El Banco de Inglaterra ha vuelto a subir los tipos de interés este jueves y lo ha hecho en otros 50 puntos básicos. La institución ha tomado esta decisión después de que la Reserva Federal de Estados Unidos haya elevado el precio del dinero 75 puntos básicos en tres ocasiones y de que el Banco Central Europeo (BCE) hiciera lo propio hace solo dos semanas.

La subida implica llevar los tipos de interés al 2,25%, desde el 1,75% anterior. Se encuentran, por tanto, en el nivel más elevado desde finales de 2008.

Los miembros de su Comité de Política Monetaria deberían haber tomado esta decisión hace una semana, pero la cita tuvo que retrasarse a este jueves por la muerte de la reina Isabel II. 

Balance

En ella, los responsables no se han puesto de acuerdo en cuanto al importe de la subida. Tres miembros se decantaron por un incremento de 0,75 puntos; mientras que otro se mostró favorable a un alza de tan solo un cuarto de punto.

Para lo que sí se ha habido unanimidad es para comenzar a reducir su balance. Cada mes -durante los próximos doce meses- la vieja dama de Threadneedle Street se deshará de bonos británicos por valor de 80.000 millones de libras. En total, serán 780.000 millones.

La institución gobernada por Andrew Bailey ha elevado el precio del dinero en las últimas siete reuniones que ha celebrado. En las cinco primeras, las subidas fueron de 25 puntos básicos.

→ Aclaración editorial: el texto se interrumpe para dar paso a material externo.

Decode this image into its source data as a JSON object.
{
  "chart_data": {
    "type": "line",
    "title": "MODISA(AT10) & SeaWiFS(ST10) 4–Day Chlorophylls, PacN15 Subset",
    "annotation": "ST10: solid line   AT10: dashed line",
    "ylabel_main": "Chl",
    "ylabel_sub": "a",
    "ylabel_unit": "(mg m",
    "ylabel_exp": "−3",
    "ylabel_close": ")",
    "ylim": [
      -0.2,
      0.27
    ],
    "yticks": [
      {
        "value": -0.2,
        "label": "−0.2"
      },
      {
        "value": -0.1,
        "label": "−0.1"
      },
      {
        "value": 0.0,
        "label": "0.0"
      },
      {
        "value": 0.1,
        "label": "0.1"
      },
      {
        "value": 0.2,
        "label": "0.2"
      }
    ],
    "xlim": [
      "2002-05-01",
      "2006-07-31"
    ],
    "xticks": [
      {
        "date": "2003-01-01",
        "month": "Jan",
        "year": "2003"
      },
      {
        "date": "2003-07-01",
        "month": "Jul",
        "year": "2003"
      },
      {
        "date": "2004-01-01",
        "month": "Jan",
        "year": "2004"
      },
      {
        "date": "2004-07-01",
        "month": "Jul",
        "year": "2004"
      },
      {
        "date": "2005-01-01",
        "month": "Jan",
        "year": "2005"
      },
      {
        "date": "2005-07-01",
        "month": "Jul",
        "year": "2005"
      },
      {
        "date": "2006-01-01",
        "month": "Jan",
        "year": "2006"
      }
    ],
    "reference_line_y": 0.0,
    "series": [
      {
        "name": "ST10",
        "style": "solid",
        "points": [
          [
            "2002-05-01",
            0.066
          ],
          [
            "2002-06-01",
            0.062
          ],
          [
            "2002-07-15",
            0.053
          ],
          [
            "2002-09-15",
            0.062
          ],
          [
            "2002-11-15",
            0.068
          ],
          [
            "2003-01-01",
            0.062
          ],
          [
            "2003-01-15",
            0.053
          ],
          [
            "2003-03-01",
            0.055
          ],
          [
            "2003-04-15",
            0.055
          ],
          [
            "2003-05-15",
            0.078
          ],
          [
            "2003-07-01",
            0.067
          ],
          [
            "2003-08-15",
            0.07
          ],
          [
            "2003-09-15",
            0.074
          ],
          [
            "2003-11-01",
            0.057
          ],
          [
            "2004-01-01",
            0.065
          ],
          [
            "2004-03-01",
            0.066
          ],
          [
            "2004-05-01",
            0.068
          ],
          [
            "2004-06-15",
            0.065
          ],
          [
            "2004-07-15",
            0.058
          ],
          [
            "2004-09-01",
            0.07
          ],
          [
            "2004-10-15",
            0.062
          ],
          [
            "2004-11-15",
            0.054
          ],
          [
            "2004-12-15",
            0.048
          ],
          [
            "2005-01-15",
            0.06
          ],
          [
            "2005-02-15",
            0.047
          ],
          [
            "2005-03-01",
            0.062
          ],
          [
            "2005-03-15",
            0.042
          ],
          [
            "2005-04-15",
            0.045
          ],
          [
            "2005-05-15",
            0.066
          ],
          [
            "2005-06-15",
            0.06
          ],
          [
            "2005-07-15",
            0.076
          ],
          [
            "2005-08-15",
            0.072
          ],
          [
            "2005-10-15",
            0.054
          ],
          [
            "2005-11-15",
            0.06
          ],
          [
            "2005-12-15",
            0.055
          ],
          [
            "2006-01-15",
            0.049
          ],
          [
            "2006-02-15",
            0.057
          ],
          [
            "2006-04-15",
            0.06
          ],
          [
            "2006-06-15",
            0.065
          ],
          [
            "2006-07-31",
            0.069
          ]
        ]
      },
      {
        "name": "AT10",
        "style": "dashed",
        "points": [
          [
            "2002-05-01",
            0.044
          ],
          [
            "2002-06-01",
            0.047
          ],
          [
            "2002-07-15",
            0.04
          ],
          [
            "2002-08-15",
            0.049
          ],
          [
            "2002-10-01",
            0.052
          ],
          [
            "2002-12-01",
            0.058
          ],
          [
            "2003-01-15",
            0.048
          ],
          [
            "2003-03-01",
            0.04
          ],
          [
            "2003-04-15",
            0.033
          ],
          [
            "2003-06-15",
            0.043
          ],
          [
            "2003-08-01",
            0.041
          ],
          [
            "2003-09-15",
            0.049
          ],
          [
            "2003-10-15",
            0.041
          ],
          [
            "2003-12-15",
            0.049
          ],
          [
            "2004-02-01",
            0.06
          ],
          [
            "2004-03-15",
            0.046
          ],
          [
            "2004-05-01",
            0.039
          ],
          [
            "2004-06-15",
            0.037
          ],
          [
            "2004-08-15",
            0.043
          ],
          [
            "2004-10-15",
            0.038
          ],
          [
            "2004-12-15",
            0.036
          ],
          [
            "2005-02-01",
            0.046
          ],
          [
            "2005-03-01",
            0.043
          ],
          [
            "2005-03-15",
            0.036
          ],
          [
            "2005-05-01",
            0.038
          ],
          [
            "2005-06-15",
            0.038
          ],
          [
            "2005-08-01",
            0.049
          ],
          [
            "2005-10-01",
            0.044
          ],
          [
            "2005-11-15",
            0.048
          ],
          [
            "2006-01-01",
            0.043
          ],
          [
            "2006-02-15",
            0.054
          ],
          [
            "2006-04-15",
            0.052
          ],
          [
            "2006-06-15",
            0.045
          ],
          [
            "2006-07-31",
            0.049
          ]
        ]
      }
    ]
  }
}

Aceleró el ritmo en agosto, cuando el incremento fue de 50 puntos básicos.

Esa fue mayor subida acometida por el emisor británico desde 1995 y la primera en dicha proporción desde que se independizó de su Gobierno en 1997. Ahora, ha repetido el mismo movimiento.

Sin acuerdo

Al igual que los propios miembros del Banco de Inglaterra, el mercado estaba dividido entre un nuevo aumento de medio punto porcentual o de tres cuartos de punto. “Los argumentos a favor de un movimiento de 75 puntos básicos son más convincentes que los de un aumento de 50 puntos básicos”, escribían los analistas de BNP Paribas antes de la cita.

Por el contrario, los analistas encuestados por Bloomberg, apuntaban que, aunque un aumento de 75 puntos básicos era posible, “el paquete de apoyo energético de emergencia del Gobierno británico reduce la necesidad de acelerar el ritmo de aumento al garantizar un pico de inflación más bajo y una caída más rápida el próximo año".

[Liz Truss congela las facturas de la energía dos años, permite el 'fracking' y apuesta por la nuclear]

La nueva jefa del Ejecutivo británico, Liz Truss, anunció la semana pasada la congelación temporal de las facturas energéticas en el Reino Unido y avanzó el levantamiento del veto al fracking, en un plan de emergencia con el que espera suavizar el impacto en el coste de la vida.

En una intervención ante la Cámara de los Comunes, la nueva primera ministra tory dio detalles del paquete energético de rescate con el que se pondrá un tope de 2.500 libras (unos 2.874 euros) durante dos años, a partir del próximo 1 de octubre, al precio que los proveedores pueden cobrar a los ciudadanos por su consumo anual de energía.

Inflación

Según ha reconocido el propio Banco de Inglaterra, estas medidas han servido para que se reduzca la incertidumbre en torno a los precios minoristas de la energía en Reino Unido.

Con la congelación del precio de la energía, es probable que el techo de inflación sea ahora inferior al proyectado en agosto, ha afirmado también la institución. Espera ahora que en octubre esté algo por debajo del 11%.

La tasa de inflación interanual de Reino Unido se situó el pasado mes de agosto en el 9,9%, lo que supone un retroceso de dos décimas desde la cifra registrada en julio, que fue el mayor encarecimiento de precios registrado en el país desde 1982.

En el octavo mes del año, los precios de los alimentos y bebidas no alcohólicas en Reino Unido experimentaron un encarecimiento frente al mismo mes de 2021 del 13,1%, lo que supone una aceleración de cuatro décimas respecto al incremento de precios de julio.

Crecimiento

Reino Unido ha estado en el ojo del huracán este año, con una de las tasas de inflación más altas del mundo después del triple golpe del aumento de los costes de la energía, un mercado laboral muy ajustado y una caída de la libra esterlina”, indica Ben Laidler, analista de eToro.

Mientras tanto, señala el mismo experto, “el crecimiento se ha visto afectado por una gran reducción de los ingresos de los consumidores, la recaudación de impuestos del gobierno, una baja productividad y el Brexit”,

Según los datos de la Oficina Nacional de Estadística del país (ONS, por sus siglas en inglés), el producto interior bruto (PIB) de Reino Unido experimentó en el mes de julio una expansión del 0,2% respecto al mes anterior, cuando había observado una contracción del 0,6%.